Respuesta :
Let h and b be the cost for the hand towels and bath towels, respectively. Then, the statement "39 hand towels and 43 bath towels for $426" can be written as
[tex]39h+43b=426[/tex]and the statement "35 hand towels and 97 bath towels for $908" can be written as
[tex]35h+97b=908[/tex]So, we have the following system of equations:
[tex]\begin{gathered} 39h+43b=426 \\ 35h+97b=908 \end{gathered}[/tex]Solving by elimination method.

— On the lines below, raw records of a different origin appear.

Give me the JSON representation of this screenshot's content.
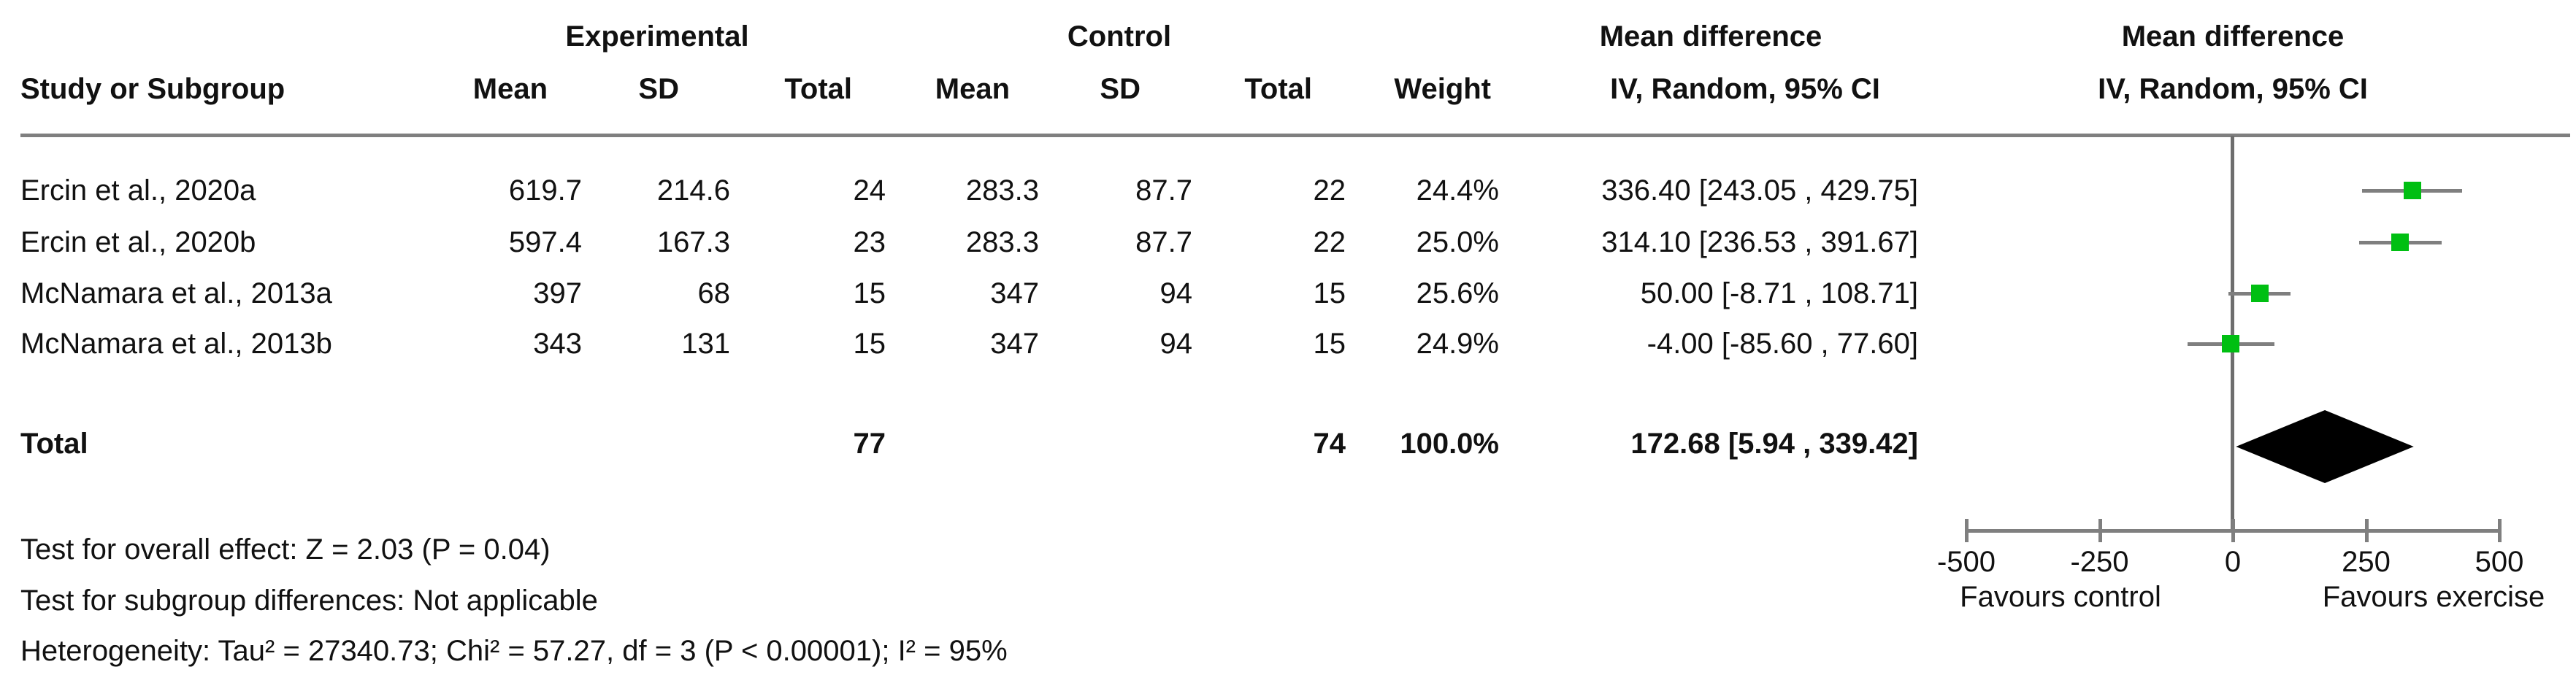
{
  "table": {
    "group_headers": {
      "experimental": "Experimental",
      "control": "Control",
      "md_text_col": "Mean difference",
      "md_plot_col": "Mean difference"
    },
    "col_headers": {
      "study": "Study or Subgroup",
      "mean_exp": "Mean",
      "sd_exp": "SD",
      "total_exp": "Total",
      "mean_ctl": "Mean",
      "sd_ctl": "SD",
      "total_ctl": "Total",
      "weight": "Weight",
      "iv_text_col": "IV, Random, 95% CI",
      "iv_plot_col": "IV, Random, 95% CI"
    },
    "rows": [
      {
        "study": "Ercin et al., 2020a",
        "mean_e": "619.7",
        "sd_e": "214.6",
        "total_e": "24",
        "mean_c": "283.3",
        "sd_c": "87.7",
        "total_c": "22",
        "weight": "24.4%",
        "ci_text": "336.40 [243.05 , 429.75]"
      },
      {
        "study": "Ercin et al., 2020b",
        "mean_e": "597.4",
        "sd_e": "167.3",
        "total_e": "23",
        "mean_c": "283.3",
        "sd_c": "87.7",
        "total_c": "22",
        "weight": "25.0%",
        "ci_text": "314.10 [236.53 , 391.67]"
      },
      {
        "study": "McNamara et al., 2013a",
        "mean_e": "397",
        "sd_e": "68",
        "total_e": "15",
        "mean_c": "347",
        "sd_c": "94",
        "total_c": "15",
        "weight": "25.6%",
        "ci_text": "50.00 [-8.71 , 108.71]"
      },
      {
        "study": "McNamara et al., 2013b",
        "mean_e": "343",
        "sd_e": "131",
        "total_e": "15",
        "mean_c": "347",
        "sd_c": "94",
        "total_c": "15",
        "weight": "24.9%",
        "ci_text": "-4.00 [-85.60 , 77.60]"
      }
    ],
    "total_row": {
      "label": "Total",
      "total_e": "77",
      "total_c": "74",
      "weight": "100.0%",
      "ci_text": "172.68 [5.94 , 339.42]"
    }
  },
  "footer": {
    "line1": "Test for overall effect: Z = 2.03 (P = 0.04)",
    "line2": "Test for subgroup differences: Not applicable",
    "line3": "Heterogeneity: Tau² = 27340.73; Chi² = 57.27, df = 3 (P < 0.00001); I² = 95%"
  },
  "chart_data": {
    "type": "forest",
    "effect_measure": "Mean difference",
    "model": "IV, Random, 95% CI",
    "studies": [
      {
        "name": "Ercin et al., 2020a",
        "md": 336.4,
        "ci_low": 243.05,
        "ci_high": 429.75,
        "weight_pct": 24.4
      },
      {
        "name": "Ercin et al., 2020b",
        "md": 314.1,
        "ci_low": 236.53,
        "ci_high": 391.67,
        "weight_pct": 25.0
      },
      {
        "name": "McNamara et al., 2013a",
        "md": 50.0,
        "ci_low": -8.71,
        "ci_high": 108.71,
        "weight_pct": 25.6
      },
      {
        "name": "McNamara et al., 2013b",
        "md": -4.0,
        "ci_low": -85.6,
        "ci_high": 77.6,
        "weight_pct": 24.9
      }
    ],
    "total": {
      "name": "Total",
      "md": 172.68,
      "ci_low": 5.94,
      "ci_high": 339.42,
      "weight_pct": 100.0,
      "n_exp": 77,
      "n_ctl": 74
    },
    "xaxis": {
      "min": -500,
      "max": 500,
      "ticks": [
        -500,
        -250,
        0,
        250,
        500
      ],
      "left_label": "Favours control",
      "right_label": "Favours exercise"
    },
    "colors": {
      "marker_green": "#00bf12",
      "line_gray": "#7f7f7f",
      "zero_line_gray": "#6e6e6e",
      "diamond_black": "#000000"
    }
  }
}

By multiplying the first equation by -35 and the second one by 39, we have an equivalent system of equations:
[tex]\begin{gathered} -1365h-1505b=-14910 \\ 1365h+3783b=35412 \end{gathered}[/tex]So, we can eliminate variable h by adding both equations, that is,
[tex]2278b=20502[/tex]Then, we have
[tex]\begin{gathered} b=\frac{20502}{2278} \\ b=9 \end{gathered}[/tex]Finally, by substituting this result into the first equation, we get
[tex]39h+43(9)=426[/tex]which gives
[tex]\begin{gathered} 39h+387=426 \\ 39h=39 \\ \text{then} \\ h=\frac{39}{39} \\ h=1 \end{gathered}[/tex]Therefore, the cost for the hand towels is $1 and for the bath towels is $9.